Peron, who spoke with increasing passion throughout the event, urged
the audience to join him in a crusade to lift restrictions on laws
that regulate marijuana use for medicinal purposes.

"I'm not a lawyer, I'm not a doctor, I'm not a politician," Peron said
of the roles he's assumed during his lifelong campaign to loosen drug
laws. "But I became all these," he added, imploring the audience to
join him.

"I'm asking you to become a doctor, become a lawyer, become a
politician," Peron said.

One locally based band of activists is taking Peron's vision before
the Riverside County Board of Supervisors Tuesday.

Leaders of the Marijuana Anti-Prohibition Project of the Coachella
Valley will ask the supervisors to pressure district attorney Grover
Trask to clarify the way law enforcement differentiates between
legitimate and illegal use and possession of the drug.

Lanny Swerdlow, director of the activist group, accused Trask of
overzealous scrutiny of medical marijuana users.

"We've got to stop people being arrested in Riverside County,"
Swerdlow said.

According to a 1996 ballot initiative and a 2004 supplement to the
act, people with a doctor's permission are allowed up to six mature
pot plants for medical purposes.

Trask was unavailable for comment Sunday, but in letters to Swerdlow
the district attorney said hard and fast criteria for deciding on
cases would be impractical and could harm the public.
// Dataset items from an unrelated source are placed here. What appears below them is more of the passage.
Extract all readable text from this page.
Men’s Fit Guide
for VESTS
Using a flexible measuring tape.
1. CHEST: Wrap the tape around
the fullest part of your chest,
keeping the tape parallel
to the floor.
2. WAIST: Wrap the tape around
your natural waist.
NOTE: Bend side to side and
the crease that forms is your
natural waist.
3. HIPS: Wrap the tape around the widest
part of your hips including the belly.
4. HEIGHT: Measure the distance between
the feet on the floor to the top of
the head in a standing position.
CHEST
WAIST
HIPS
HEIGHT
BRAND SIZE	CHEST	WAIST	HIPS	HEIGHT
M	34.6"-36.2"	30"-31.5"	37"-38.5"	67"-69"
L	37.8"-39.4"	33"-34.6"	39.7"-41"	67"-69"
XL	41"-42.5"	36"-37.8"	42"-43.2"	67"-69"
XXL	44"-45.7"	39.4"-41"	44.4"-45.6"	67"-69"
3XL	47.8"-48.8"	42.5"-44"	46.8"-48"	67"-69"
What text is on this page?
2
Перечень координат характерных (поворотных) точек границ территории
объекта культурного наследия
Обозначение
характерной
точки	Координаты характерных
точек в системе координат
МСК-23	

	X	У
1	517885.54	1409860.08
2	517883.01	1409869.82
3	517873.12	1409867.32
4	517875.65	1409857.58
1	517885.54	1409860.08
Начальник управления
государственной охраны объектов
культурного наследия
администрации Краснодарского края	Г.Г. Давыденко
"This office would not want to mislead the public by announcing
discretionary marijuana quantity guidelines, the following of which
could still subject citizens to arrest and imprisonment by federal
authorities," Trask wrote in 2001.

LaVonne Victor, a multiple sclerosis patient from Temecula who
recently had drug charges against her dropped, credited her knowledge
of state law, including for escaping prosecution.

Victor, who uses a wheelchair due to severe spinal cord pain, was
arrested and charged in 1999 for growing pot.

The dropped charges proved she was right, Victor said.

"We were following the law and they knew it," she said.